Well, guess what? It’s not that simple, is it? My child is not misbehaving because he wasn’t taught any better or because we never disciplined him. Before he started this behavior regression around 18 months, time-outs worked and he did everything we told him to do. Things were easy (deceptively so). It stings still to hear people say words that I feel are judgmental about children in general. It stings because it’s just so damned hard some days to make myself see that I’m being too hard on him or asking him to do something that’s just not going to happen. It’s hard to see that I’ve had to change my expectations so drastically, fight so hard for us to climb such a short ladder, and then still deal with people who don’t get it.
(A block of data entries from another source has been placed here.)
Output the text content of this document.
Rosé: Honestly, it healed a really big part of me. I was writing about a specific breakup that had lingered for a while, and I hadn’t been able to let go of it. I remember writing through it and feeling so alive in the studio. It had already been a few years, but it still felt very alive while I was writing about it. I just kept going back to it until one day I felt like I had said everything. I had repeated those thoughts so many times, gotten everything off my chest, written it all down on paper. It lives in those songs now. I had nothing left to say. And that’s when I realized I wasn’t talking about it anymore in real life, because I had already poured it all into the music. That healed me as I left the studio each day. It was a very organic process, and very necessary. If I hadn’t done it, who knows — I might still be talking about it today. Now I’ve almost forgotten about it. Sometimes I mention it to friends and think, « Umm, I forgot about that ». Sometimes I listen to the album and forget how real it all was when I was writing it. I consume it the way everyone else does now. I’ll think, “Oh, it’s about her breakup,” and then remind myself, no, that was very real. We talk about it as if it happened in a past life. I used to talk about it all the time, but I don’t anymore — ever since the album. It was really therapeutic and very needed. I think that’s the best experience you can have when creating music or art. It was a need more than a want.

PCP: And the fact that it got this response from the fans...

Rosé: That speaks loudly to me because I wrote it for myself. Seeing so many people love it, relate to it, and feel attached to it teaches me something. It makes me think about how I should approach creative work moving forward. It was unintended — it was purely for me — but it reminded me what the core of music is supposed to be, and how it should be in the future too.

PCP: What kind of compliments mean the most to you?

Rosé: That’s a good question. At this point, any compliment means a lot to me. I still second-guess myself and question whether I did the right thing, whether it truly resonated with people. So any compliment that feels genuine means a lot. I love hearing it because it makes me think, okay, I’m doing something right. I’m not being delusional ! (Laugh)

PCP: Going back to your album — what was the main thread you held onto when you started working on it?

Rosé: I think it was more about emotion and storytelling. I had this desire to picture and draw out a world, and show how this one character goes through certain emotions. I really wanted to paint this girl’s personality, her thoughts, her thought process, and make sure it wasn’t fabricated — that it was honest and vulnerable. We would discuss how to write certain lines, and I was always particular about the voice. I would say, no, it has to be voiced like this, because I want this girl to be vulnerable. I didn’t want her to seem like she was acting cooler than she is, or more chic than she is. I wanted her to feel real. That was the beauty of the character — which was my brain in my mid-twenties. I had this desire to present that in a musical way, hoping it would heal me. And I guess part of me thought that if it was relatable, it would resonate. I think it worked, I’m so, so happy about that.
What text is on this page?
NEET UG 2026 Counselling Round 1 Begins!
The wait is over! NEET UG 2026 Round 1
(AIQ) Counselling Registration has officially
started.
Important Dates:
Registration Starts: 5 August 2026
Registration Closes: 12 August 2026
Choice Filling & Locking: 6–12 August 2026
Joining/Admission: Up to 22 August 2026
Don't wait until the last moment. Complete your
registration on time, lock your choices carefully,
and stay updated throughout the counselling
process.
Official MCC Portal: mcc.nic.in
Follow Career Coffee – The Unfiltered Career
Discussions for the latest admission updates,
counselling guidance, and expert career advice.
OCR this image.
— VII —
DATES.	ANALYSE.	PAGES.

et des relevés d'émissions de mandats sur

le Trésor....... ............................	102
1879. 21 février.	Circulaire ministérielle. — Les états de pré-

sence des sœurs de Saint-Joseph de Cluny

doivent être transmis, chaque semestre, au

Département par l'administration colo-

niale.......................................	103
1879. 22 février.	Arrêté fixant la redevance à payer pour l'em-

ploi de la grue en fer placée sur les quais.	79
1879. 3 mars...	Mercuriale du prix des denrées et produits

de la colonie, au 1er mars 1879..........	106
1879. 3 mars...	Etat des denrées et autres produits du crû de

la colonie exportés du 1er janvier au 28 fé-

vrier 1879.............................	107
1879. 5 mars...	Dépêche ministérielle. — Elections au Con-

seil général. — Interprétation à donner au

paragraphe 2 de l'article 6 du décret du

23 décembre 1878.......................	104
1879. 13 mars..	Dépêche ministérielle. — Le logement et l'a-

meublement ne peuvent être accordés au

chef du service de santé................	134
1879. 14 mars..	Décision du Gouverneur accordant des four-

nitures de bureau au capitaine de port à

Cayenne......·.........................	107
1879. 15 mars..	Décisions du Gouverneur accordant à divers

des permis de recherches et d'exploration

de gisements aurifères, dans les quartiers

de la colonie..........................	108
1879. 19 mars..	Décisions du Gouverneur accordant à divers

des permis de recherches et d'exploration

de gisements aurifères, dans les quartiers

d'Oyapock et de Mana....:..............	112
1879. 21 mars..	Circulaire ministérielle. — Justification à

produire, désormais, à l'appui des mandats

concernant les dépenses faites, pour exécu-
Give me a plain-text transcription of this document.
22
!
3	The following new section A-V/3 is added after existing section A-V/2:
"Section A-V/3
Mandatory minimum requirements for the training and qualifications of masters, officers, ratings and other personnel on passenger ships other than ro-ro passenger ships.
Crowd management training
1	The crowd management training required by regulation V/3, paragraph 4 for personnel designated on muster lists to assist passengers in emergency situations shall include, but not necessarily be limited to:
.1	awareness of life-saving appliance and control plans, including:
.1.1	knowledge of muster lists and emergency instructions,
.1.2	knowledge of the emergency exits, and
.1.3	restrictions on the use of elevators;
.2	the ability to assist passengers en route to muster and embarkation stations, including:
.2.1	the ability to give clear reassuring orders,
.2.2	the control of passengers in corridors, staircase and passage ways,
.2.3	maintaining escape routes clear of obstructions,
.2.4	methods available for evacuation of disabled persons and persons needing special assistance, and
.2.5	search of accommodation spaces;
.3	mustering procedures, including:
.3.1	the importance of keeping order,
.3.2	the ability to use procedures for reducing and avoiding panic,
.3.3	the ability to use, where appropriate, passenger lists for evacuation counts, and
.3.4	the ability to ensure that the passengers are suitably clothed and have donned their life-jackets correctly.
So yes, he’s a teacher’s child. And no, he does not always behave like typically developing children do. And it hurts still to hear those words. The words that I used to say. Because I guess, in a way, I’m still mourning the loss of what I expected for my child. It’s only been two years since the diagnosis. Some days I feel like I’m okay with all of this, but other days it hits me like a ton of bricks. Today was one of those days. I guess it’s just part of the process.
Sidenote: For the record, my son’s special ed teachers always get gifts for Teacher Appreciation Week because, at least so far, they go above and beyond for him and us. We’re a lot of work. Teacher Appreciate week is THIS WEEK by the way!